Obviously, in his life on earth the J person did NOT engender the kind of belief for which he was looking. This suggests why he said, "Narrow is the way and few there are that find it." He did NOT say this to discourage us, but merely as an observation. Of course, the "narrow way" has the criteria of being rational, logical, reasonable and good, intellectually defensible and responsible by being free from darkness, confusion and mysticism. Above all, consonant with the ideal. That is what is so narrow and hard about it!

Let's look at one example. After the incident with the woman at the well, we have the Samaritans asking Jesus to stay with them, and so he stayed for two days. John 4:41, 42. "And many more believed because of his word. They said to the woman, 'It is no longer because of your words that we believe, for we have heard for ourselves, and we know that he is indeed the Savior of the world.'"

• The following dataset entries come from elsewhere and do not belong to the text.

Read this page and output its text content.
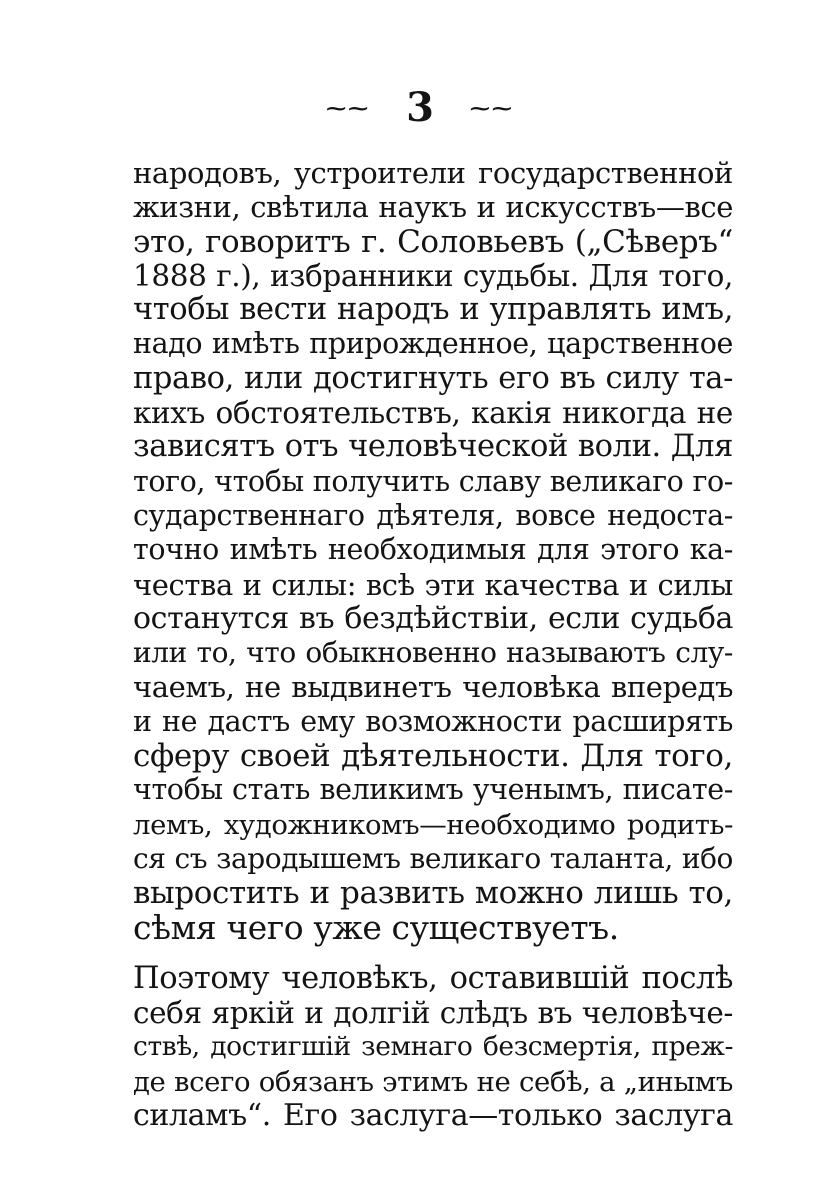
⁓⁓ 3 ⁓⁓
народовъ, устроители государственной
жизни, свѣтила наукъ и искусствъ—все
это, говоритъ г. Соловьевъ („Сѣверъ“
1888 г.), избранники судьбы. Для того,
чтобы вести народъ и управлять имъ,
надо имѣть прирожденное, царственное
право, или достигнуть его въ силу та-
кихъ обстоятельствъ, какія никогда не
зависятъ отъ человѣческой воли. Для
того, чтобы получить славу великаго го-
сударственнаго дѣятеля, вовсе недоста-
точно имѣть необходимыя для этого ка-
чества и силы: всѣ эти качества и силы
останутся въ бездѣйствіи, если судьба
или то, что обыкновенно называютъ слу-
чаемъ, не выдвинетъ человѣка впередъ
и не дастъ ему возможности расширять
сферу своей дѣятельности. Для того,
чтобы стать великимъ ученымъ, писате-
лемъ, художникомъ—необходимо родить-
ся съ зародышемъ великаго таланта, ибо
выростить и развить можно лишь то,
сѣмя чего уже существуетъ.
Поэтому человѣкъ, оставившій послѣ
себя яркій и долгій слѣдъ въ человѣче-
ствѣ, достигшій земнаго безсмертія, преж-
де всего обязанъ этимъ не себѣ, а „инымъ
силамъ“. Его заслуга—только заслуга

OK, so they believed that he was the savior of their world, but THAT IS NOT ENOUGH! That is what the essence of being the Messiah was all about. They needed to see that this was the Creator/God come to reveal himself. They needed to understand that this was what the Creator/God WAS/IS/ALWAYS WILL BE! A human being! Of course, one empowered, one of wisdom, maturity, and grace, but a HUMAN. Not intrinsically different, nor separate.

This idea of a different nature and separateness is the Devil, the original lie, a lie that isolates us as being unequal, inferior, lower than the creator and thus destined to be his servants!

Personal Experience

Although I have unshakeable belief in the efficacy of my own reasoning ability, I find that I cannot accept it as either perfect or complete, and cannot and do not get comfortable with the outcome until I have affirmation/confirmation(?) from some other person that is capable and that I trust. I have made too many careless mistakes in the past for this to be anything other than foolish to do otherwise. This applies to ALL areas of intellectual activity in ALL of the realms, be they philosophical, theological, or relating to physical theory. Of course there are always varying degrees of conviction, and I do not abandon my positions for any other reason than rigorous logic and reason that shows them to be false or incomplete. And I can hold my convictions in the face of ALL other minds claiming they are wrong, until they engage with me to reason together, and we come to a mutual better understanding. I am actually eager to do this, because I have faith that we can arrive at it, and the truth is always good and valuable, more so than my own ego gratification.

Science as Knowledge

The word “science” was originally synonymous with knowledge. So, regardless of the nature or source of inspiration, IMO the “scientific method” hinges upon neither trusting my own, the posited or THE existing thinking without doing the reality checks, be they confirmatory or discomfirmatory experiments; and at the very least getting an independent party to verify, or better, to duplicate the results. Concepts and ideas are not worthy of becoming beliefs or knowledge until they have been challenged, agonized over, and are independently confirmed.

It has taken me many years of hard struggle to clean out my personal compendium of false belief and knowledge from what I was taught, injected with, or what I uncritically accumulated. It is an agonizing process, but I don’t ever want to be caught holding on to something because of an ego problem, or momentum, or just because of “comfort” or because I was the original source of the concept, because it was MINE! That process is largely over, and as well, I no longer uncritically accumulate. Changing belief and knowledge because of sound logic and reasoning always demonstrates the bigger person than unworthy clinging does.